Representations of the Northern Ireland 'Troubles' within the British media, 1973-1997
Item statusRestricted Access
Embargo end date26/06/2021
Doughty, Roseanna Jane
This thesis investigates British media representations of the conflict in Northern Ireland between 1973 and 1997, and how these affected the lived experiences of the Irish in Britain over this period. The ‘Troubles’ dominated headlines from the outbreak of communal violence in 1968. As the main source of information on Northern Ireland for most British people, the press and broadcast media were central to how the conflict was reported on and understood in Britain. The British press and broadcast media offered multifaceted and detailed coverage of the conflict in Northern Ireland, contrary to the assumptions made by various scholars, and the belief of many Irish people living in Britain at the time. The prevailing view amongst the Irish in Britain was that the media merely regurgitated the official line, producing one-dimensional coverage of Northern Ireland.

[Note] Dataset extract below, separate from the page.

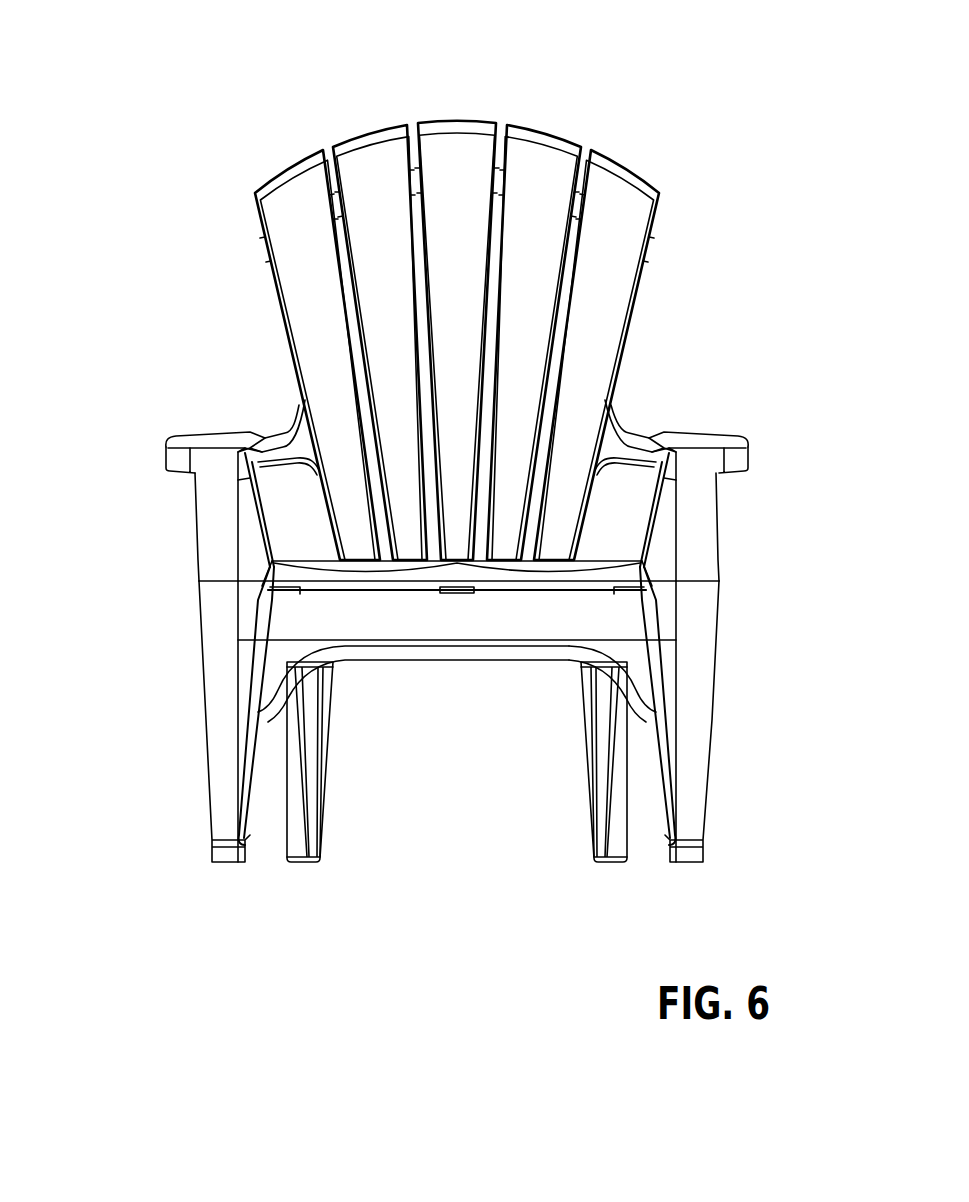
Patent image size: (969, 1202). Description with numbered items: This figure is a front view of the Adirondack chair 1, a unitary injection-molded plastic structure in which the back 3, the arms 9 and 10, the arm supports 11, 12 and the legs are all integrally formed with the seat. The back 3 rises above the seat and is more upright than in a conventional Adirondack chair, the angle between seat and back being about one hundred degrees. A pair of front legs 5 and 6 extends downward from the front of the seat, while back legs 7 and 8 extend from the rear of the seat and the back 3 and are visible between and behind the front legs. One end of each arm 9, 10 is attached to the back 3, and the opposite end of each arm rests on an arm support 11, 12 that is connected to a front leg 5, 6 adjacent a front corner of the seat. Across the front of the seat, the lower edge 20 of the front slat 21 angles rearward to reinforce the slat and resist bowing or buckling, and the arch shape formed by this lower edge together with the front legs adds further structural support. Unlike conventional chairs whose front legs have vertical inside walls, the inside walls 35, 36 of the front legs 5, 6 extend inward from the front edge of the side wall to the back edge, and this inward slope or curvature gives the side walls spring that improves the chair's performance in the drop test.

Irish political and community activists in Britain from the 1980s campaigned against the media’s allegedly oversimplified and biased reporting, which they believed played a significant role in the discrimination and harassment experienced by the Irish, especially as a result of the IRA bombing campaign in English cities. These activists were correct in maintaining that the media contributed to the hostile environment experienced by many Irish people living in Britain throughout the ‘Troubles’. Nevertheless, this does not mean that the press and broadcasting bodies failed to engage with the complexities of the conflict in Northern Ireland or indeed provide a critical view of the role of the British state. This thesis presents the findings of an in-depth analysis of a broad and representative range of newspapers and television current affairs programmes. Far from simply parroting the official line, the media resisted efforts by the state to dictate how the ‘Troubles’ were reported. The media provided far more nuanced, independent-minded and analytical coverage of the conflict than has been acknowledged.